Dessin en ligne noire d'un homme nu saluant avec la main droite et d'une femme nue debout, représentant l'humanité sur la plaque de la sonde spatiale Pioneer.
Représentation d'un homme et d'une femme de la plaque Pioneer - NASA

Intersexuation : une réalité méconnue

1.7% des bébés naissent avec des caractéristiques sexuelles qui ne correspondent pas aux normes strictes de mâle ou femelle. Ces individus sont dites intersexuées. On parle aussi d’intersexuation. Les termes « intersexualité » et « hermaphrodisme » ne sont pas adéquats pour décrire ces situations.

La science nous dit que le seul niveau strictement binaire, ce sont les gamètes (ovules ou spermatozoïdes). Pour le reste, nous sommes dans un spectre, car plus de deux variantes existent pour toutes les autres caractéristiques sexuelles.

Pourtant, en Suisse comme dans de nombreux pays, l’état civil n’offre que deux options à la naissance : masculin ou féminin. Cette réduction binaire repose le plus souvent sur l’apparence des organes génitaux externes, ignorant le fait que ces derniers proviennent tous d’une structure indifférenciée commune jusqu’au deuxième mois de vie intra-utérine.

Genre : une construction sociale et politique

Genre n’est pas sexe

Le genre renvoie à l’ensemble des rôles, attentes et représentations sociales liés au sexe assigné à la naissance. Il est donc historiquement et culturellement situé.

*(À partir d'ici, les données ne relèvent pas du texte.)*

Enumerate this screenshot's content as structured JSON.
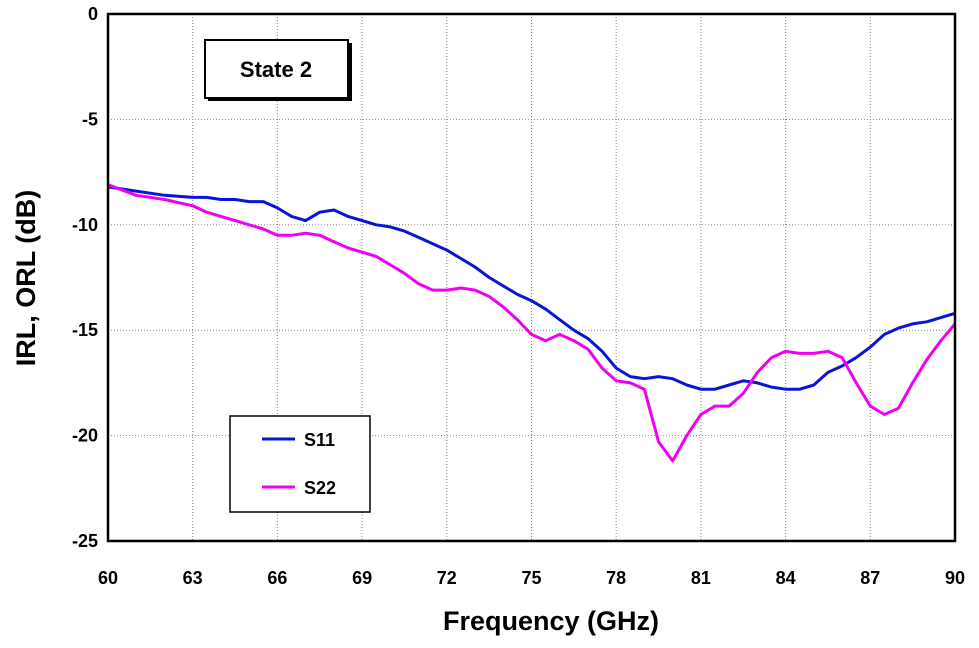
{
  "chart_data": {
    "type": "line",
    "xlabel": "Frequency (GHz)",
    "ylabel": "IRL, ORL (dB)",
    "xlim": [
      60,
      90
    ],
    "ylim": [
      -25,
      0
    ],
    "xticks": [
      60,
      63,
      66,
      69,
      72,
      75,
      78,
      81,
      84,
      87,
      90
    ],
    "yticks": [
      0,
      -5,
      -10,
      -15,
      -20,
      -25
    ],
    "grid": "dotted",
    "legend_position": "bottom-left",
    "annotation": "State 2",
    "series": [
      {
        "name": "S11",
        "color": "#0a14d8",
        "x": [
          60,
          61,
          62,
          63,
          63.5,
          64,
          64.5,
          65,
          65.5,
          66,
          66.5,
          67,
          67.5,
          68,
          68.5,
          69,
          69.5,
          70,
          70.5,
          71,
          71.5,
          72,
          72.5,
          73,
          73.5,
          74,
          74.5,
          75,
          75.5,
          76,
          76.5,
          77,
          77.5,
          78,
          78.5,
          79,
          79.5,
          80,
          80.5,
          81,
          81.5,
          82,
          82.5,
          83,
          83.5,
          84,
          84.5,
          85,
          85.5,
          86,
          86.5,
          87,
          87.5,
          88,
          88.5,
          89,
          89.5,
          90
        ],
        "y": [
          -8.2,
          -8.4,
          -8.6,
          -8.7,
          -8.7,
          -8.8,
          -8.8,
          -8.9,
          -8.9,
          -9.2,
          -9.6,
          -9.8,
          -9.4,
          -9.3,
          -9.6,
          -9.8,
          -10.0,
          -10.1,
          -10.3,
          -10.6,
          -10.9,
          -11.2,
          -11.6,
          -12.0,
          -12.5,
          -12.9,
          -13.3,
          -13.6,
          -14.0,
          -14.5,
          -15.0,
          -15.4,
          -16.0,
          -16.8,
          -17.2,
          -17.3,
          -17.2,
          -17.3,
          -17.6,
          -17.8,
          -17.8,
          -17.6,
          -17.4,
          -17.5,
          -17.7,
          -17.8,
          -17.8,
          -17.6,
          -17.0,
          -16.7,
          -16.3,
          -15.8,
          -15.2,
          -14.9,
          -14.7,
          -14.6,
          -14.4,
          -14.2
        ]
      },
      {
        "name": "S22",
        "color": "#f000f0",
        "x": [
          60,
          61,
          62,
          63,
          63.5,
          64,
          64.5,
          65,
          65.5,
          66,
          66.5,
          67,
          67.5,
          68,
          68.5,
          69,
          69.5,
          70,
          70.5,
          71,
          71.5,
          72,
          72.5,
          73,
          73.5,
          74,
          74.5,
          75,
          75.5,
          76,
          76.5,
          77,
          77.5,
          78,
          78.5,
          79,
          79.5,
          80,
          80.5,
          81,
          81.5,
          82,
          82.5,
          83,
          83.5,
          84,
          84.5,
          85,
          85.5,
          86,
          86.5,
          87,
          87.5,
          88,
          88.5,
          89,
          89.5,
          90
        ],
        "y": [
          -8.1,
          -8.6,
          -8.8,
          -9.1,
          -9.4,
          -9.6,
          -9.8,
          -10.0,
          -10.2,
          -10.5,
          -10.5,
          -10.4,
          -10.5,
          -10.8,
          -11.1,
          -11.3,
          -11.5,
          -11.9,
          -12.3,
          -12.8,
          -13.1,
          -13.1,
          -13.0,
          -13.1,
          -13.4,
          -13.9,
          -14.5,
          -15.2,
          -15.5,
          -15.2,
          -15.5,
          -15.9,
          -16.8,
          -17.4,
          -17.5,
          -17.8,
          -20.3,
          -21.2,
          -20.0,
          -19.0,
          -18.6,
          -18.6,
          -18.0,
          -17.0,
          -16.3,
          -16.0,
          -16.1,
          -16.1,
          -16.0,
          -16.3,
          -17.5,
          -18.6,
          -19.0,
          -18.7,
          -17.5,
          -16.4,
          -15.5,
          -14.7
        ]
      }
    ]
  }
}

Le genre a des dimensions multiples, dont deux sont essentielles pour comprendre la diversité arc-en-ciel.

Identité de genre : ce que je suis

L’identité de genre est un ressenti intime, profond, qui émerge en moyenne entre 8 et 10 ans. On peut ressentir son identité de genre comme étant masculine, féminine, sans genre du tout, ou encore située entre ces deux extrêmes. Ce n’est ni un choix, ni une mode, ni une lubie.

Cette phase de prise de conscience de son identité de genre est appelée coming-in. Il peut y avoir un délai plus ou moins long jusqu’à un éventuel coming-out, c’est-à-dire le moment où la personne en parle à d’autres.

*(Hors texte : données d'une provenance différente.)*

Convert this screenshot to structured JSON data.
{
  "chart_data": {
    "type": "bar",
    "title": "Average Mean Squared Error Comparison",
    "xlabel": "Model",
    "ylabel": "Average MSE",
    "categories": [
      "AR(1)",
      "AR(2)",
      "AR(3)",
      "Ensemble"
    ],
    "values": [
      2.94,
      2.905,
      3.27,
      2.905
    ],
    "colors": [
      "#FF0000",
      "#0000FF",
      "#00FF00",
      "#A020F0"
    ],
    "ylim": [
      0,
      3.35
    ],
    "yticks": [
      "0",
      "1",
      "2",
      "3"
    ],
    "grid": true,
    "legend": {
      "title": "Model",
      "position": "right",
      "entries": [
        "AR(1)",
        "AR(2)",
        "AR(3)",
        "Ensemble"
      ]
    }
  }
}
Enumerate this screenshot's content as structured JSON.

Quand l’identité de genre d’une personne est congruente avec son sexe assigné à la naissance, on la qualifie de personne cisgenre. Si l’identité de genre est incongruente avec son sexe d’assignation, la personne peut être considérée comme transgenre ou trans.

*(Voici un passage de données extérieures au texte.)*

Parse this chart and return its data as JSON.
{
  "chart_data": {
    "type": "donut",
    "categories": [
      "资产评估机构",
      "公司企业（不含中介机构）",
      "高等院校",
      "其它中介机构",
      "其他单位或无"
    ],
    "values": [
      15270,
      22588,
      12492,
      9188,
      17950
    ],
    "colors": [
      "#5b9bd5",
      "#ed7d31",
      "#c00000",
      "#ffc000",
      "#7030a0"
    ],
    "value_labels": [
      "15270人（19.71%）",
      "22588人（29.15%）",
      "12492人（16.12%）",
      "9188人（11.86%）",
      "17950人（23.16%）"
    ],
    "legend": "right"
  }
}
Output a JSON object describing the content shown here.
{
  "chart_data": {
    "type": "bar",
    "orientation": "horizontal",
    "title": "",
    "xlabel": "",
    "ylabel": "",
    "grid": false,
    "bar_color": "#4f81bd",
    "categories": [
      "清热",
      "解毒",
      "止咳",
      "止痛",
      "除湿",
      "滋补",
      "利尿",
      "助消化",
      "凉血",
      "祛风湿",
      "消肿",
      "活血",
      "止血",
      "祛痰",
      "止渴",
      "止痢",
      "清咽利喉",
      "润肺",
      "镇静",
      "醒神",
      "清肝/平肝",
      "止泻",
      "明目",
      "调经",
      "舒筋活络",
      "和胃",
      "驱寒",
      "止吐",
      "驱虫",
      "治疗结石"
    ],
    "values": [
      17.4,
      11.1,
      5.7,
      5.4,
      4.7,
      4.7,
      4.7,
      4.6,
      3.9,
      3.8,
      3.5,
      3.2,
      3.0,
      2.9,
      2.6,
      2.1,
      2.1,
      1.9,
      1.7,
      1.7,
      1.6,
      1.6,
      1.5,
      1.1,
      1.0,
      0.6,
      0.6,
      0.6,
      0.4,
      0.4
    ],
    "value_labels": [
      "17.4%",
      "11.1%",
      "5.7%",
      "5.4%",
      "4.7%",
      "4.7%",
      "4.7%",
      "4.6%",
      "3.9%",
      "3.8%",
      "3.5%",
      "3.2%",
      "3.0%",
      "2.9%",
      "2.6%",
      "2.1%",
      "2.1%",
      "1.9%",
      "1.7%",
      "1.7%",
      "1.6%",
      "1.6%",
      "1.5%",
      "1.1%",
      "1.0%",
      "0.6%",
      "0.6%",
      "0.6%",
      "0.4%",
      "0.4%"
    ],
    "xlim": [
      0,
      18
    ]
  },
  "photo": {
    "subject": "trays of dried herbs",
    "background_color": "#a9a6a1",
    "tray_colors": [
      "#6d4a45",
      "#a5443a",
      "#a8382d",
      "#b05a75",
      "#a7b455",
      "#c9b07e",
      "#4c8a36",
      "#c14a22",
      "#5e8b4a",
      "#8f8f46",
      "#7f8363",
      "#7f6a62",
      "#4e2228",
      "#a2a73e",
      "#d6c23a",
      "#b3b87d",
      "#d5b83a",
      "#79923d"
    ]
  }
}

Cela concerne 1 à 2% de la population. L’incongruence de genre peut générer une souffrance psychique diagnostiquée alors sous le nom de dysphorie de genre, une souffrance psychique légitimement reconnue.

Expression de genre : ce que je montre

Comportements, attributs (vêtements, bijoux, etc.), actions conscientes ou non, rôles socialement définis comme féminins, masculins, androgynes ou autres : l’expression de genre est une manifestation publique et partiellement contrôlable. Elle peut ou non être alignée avec l’identité de genre ou le sexe assigné.

Pourquoi ça gêne ?

Ces codes culturels varient énormément selon les peuples et les époques. L’expression de genre est donc fluide et ne correspond pas forcément à ce qui est attendu en fonction de l’identité de genre ou du sexe de la personne. Toute personne qui sort des normes de genre attendues s’expose à des violences : sexisme, homophobie, transphobie. Le genre, c’est donc aussi un outil de pouvoir.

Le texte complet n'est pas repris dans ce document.